If we ask God for things with good motives (not selfishly for greed), He will give to us.
---
Sometimes God has something else planned for us to help us grow and mature, even though it might seem painful in the short term. For example, the Apostle Paul did not receive healing even after he asked God three times.
Paul said:
"Because of the surpassing greatness of the revelations, for this reason, to keep me from exalting myself, there was given me a thorn in the flesh, a messenger of Satan to torment me — to keep me from exalting myself! Concerning this I implored the Lord three times that it might leave me. And He has said to me, 'My grace is sufficient for you, for power is perfected in weakness.' Most gladly, therefore, I will rather boast about my weaknesses, so that the power of Christ may dwell in me. Therefore I am well content with weaknesses, with insults, with distresses, with persecutions, with difficulties, for Christ’s sake; for when I am weak, then I am strong." (2 Corinthians 12:7-10)
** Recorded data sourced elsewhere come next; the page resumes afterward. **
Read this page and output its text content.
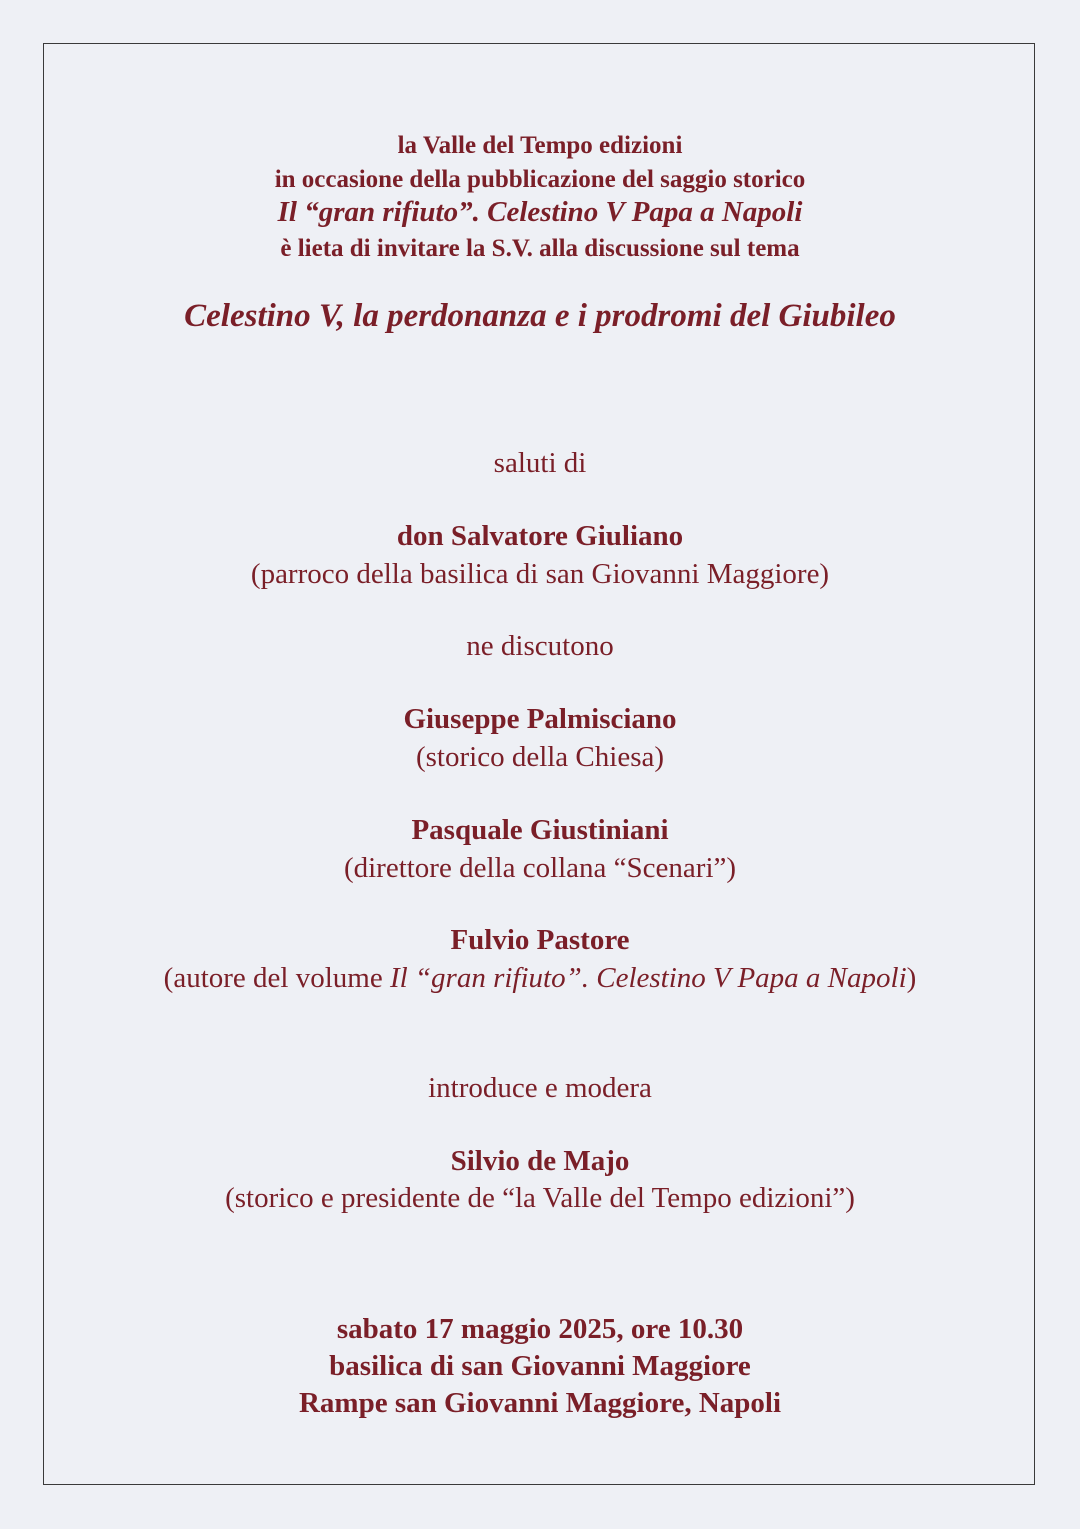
la Valle del Tempo edizioni
in occasione della pubblicazione del saggio storico
Il “gran rifiuto”. Celestino V Papa a Napoli
è lieta di invitare la S.V. alla discussione sul tema
Celestino V, la perdonanza e i prodromi del Giubileo
saluti di
don Salvatore Giuliano
(parroco della basilica di san Giovanni Maggiore)
ne discutono
Giuseppe Palmisciano
(storico della Chiesa)
Pasquale Giustiniani
(direttore della collana “Scenari”)
Fulvio Pastore
(autore del volume Il “gran rifiuto”. Celestino V Papa a Napoli)
introduce e modera
Silvio de Majo
(storico e presidente de “la Valle del Tempo edizioni”)
sabato 17 maggio 2025, ore 10.30
basilica di san Giovanni Maggiore
Rampe san Giovanni Maggiore, Napoli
God wanted Paul to learn humility and reliance on Him, and He said no to what Paul asked for. Paul, in turn, was able to teach the Corinthians to be able to differentiate a true apostle from a false one so as not to go astray. A true apostle is one who is reliant on God, suffers with Christ, and strong in weakness.
---
However, unless there is a special reason, God usually gives us what we ask. He is our good Father.
And Jesus wanted us to ask, believe, and receive. This is God's will for us as His children.
"Ask, and it will be given to you; seek, and you will find; knock, and it will be opened to you. For everyone who asks receives, and he who seeks finds, and to him who knocks it will be opened." (Matthew 7:7-8)
May God bless you more as you ask Him more and more!